Interface VPC endpoints for Amazon bedrock enable private access to bedrock runtime and control plane APIs without routing traffic over the public internet, this is important for processing sensitive data.

Lambda functions deployed to private VPC subnets can access managed AWS services via VPC endpoints without requiring public internet access, which is a standard architecture pattern for secure, compliant GenAI applications. However, we need to ensure that the Lambda execution role has the necessary permissions to use the VPC endpoints and that the security groups and network ACLs (Access control list: stateless firewall rules at the subnet level in a VPC) are configured to allow traffic between the Lambda functions and the endpoints.

flowchart TB
    Internet([Internet]) --> IGW
    
    subgraph VPC["VPC (10.0.0.0/16)"]
        IGW[Internet Gateway]

        subgraph PublicSubnet["Public Subnet (10.0.1.0/24)"]
            NATGW[NAT Gateway]
            ALB[Application Load Balancer]
        end

        subgraph PrivateSubnet["Private Subnet (10.0.2.0/24)"]
            Lambda[Lambda Function]
            ECS[ECS Container]
        end

        subgraph DataSubnet["Data Subnet (10.0.3.0/24)"]
            RDS[(Aurora PostgreSQL\npgvector)]
            OpenSearch[(OpenSearch\nServerless)]
        end

        subgraph VPCEndpoints["VPC Endpoints (PrivateLink)"]
            EP_S3[S3 Gateway Endpoint]
            EP_Bedrock[Bedrock Interface Endpoint]
            EP_SM[Secrets Manager Endpoint]
        end

        IGW --> ALB
        ALB --> Lambda
        ALB --> ECS
        Lambda -- private traffic --> RDS
        Lambda -- private traffic --> OpenSearch
        ECS -- private traffic --> RDS

        Lambda -- no internet needed --> EP_Bedrock
        Lambda -- no internet needed --> EP_S3
        Lambda -- fetch secrets --> EP_SM

        Lambda -- outbound to internet --> NATGW
        ECS -- outbound to internet --> NATGW
        NATGW --> IGW
    end

    EP_Bedrock --> Bedrock[Amazon Bedrock]
    EP_S3 --> S3[Amazon S3]
    EP_SM --> SecretsManager[Secrets Manager]
  • Public subnet — ALB and NAT Gateway have public IPs; these are the only resources exposed to the internet
  • Private subnet — Lambda and ECS have no public IPs; inbound only via ALB, outbound via NAT Gateway
  • Data subnet — RDS and OpenSearch are fully isolated, reachable only from within the VPC
  • VPC Endpoints (PrivateLink) — Lambda calls Bedrock, S3, and Secrets Manager without traffic ever leaving AWS’s network, no NAT Gateway needed for those calls
  • NAT Gateway — allows private resources to initiate outbound internet connections (e.g. downloading packages) without being publicly reachable

VPC endpoint physically is an ENI (Elastic Network Interface) — a private IP address — that AWS creates inside your subnet.
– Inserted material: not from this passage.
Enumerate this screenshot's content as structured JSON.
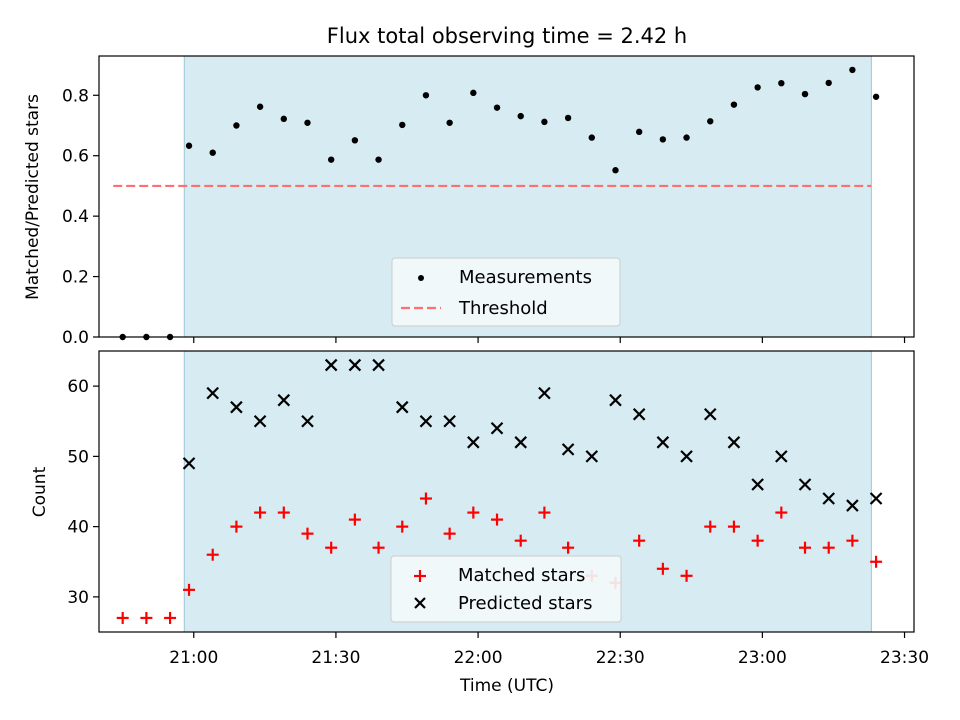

When Lambda calls bedrock-runtime.amazonaws.com, DNS resolves that hostname to the private IP of the ENI instead of the public IP. So the request goes through your VPC’s private network directly to Bedrock.

Without endpoint: bedrock-runtime.us-east-1.amazonaws.com → 52.x.x.x (public) With endpoint: bedrock-runtime.us-east-1.amazonaws.com → 10.0.2.x (your private subnet)
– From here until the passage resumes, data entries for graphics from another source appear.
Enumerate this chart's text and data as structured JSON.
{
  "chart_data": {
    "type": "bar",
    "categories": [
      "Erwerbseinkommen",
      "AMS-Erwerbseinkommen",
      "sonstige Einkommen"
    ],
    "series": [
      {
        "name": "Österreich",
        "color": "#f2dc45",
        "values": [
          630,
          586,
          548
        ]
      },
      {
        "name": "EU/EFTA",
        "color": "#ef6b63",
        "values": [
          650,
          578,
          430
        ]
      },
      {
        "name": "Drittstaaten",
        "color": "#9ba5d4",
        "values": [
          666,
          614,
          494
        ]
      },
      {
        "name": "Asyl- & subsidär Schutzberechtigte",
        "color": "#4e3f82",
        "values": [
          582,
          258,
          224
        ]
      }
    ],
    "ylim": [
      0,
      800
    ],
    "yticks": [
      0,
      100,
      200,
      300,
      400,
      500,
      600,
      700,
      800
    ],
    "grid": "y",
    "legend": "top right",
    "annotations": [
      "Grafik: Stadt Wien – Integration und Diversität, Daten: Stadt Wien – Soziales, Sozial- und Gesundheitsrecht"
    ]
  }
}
and the private IP will use AWS PrivateLink technology to securely route the request to the Bedrock service without exposing it to the public internet.

LF-tagging

AWS Lake formation is a managed service for building, securing, and managing a data lake on s3. Without Lake Formation, securing a data lake means managing S3 bucket policies, IAM policies, Glue catalog permissions, and Athena/Redshift access separately — it becomes a mess at scale. Lake Formation centralizes all of that. Lake Formation LF-tag based access controal is purpose-built for fine-grained, cross-account permissions at the table and column level for governed data lakes across multiple AWS accounts.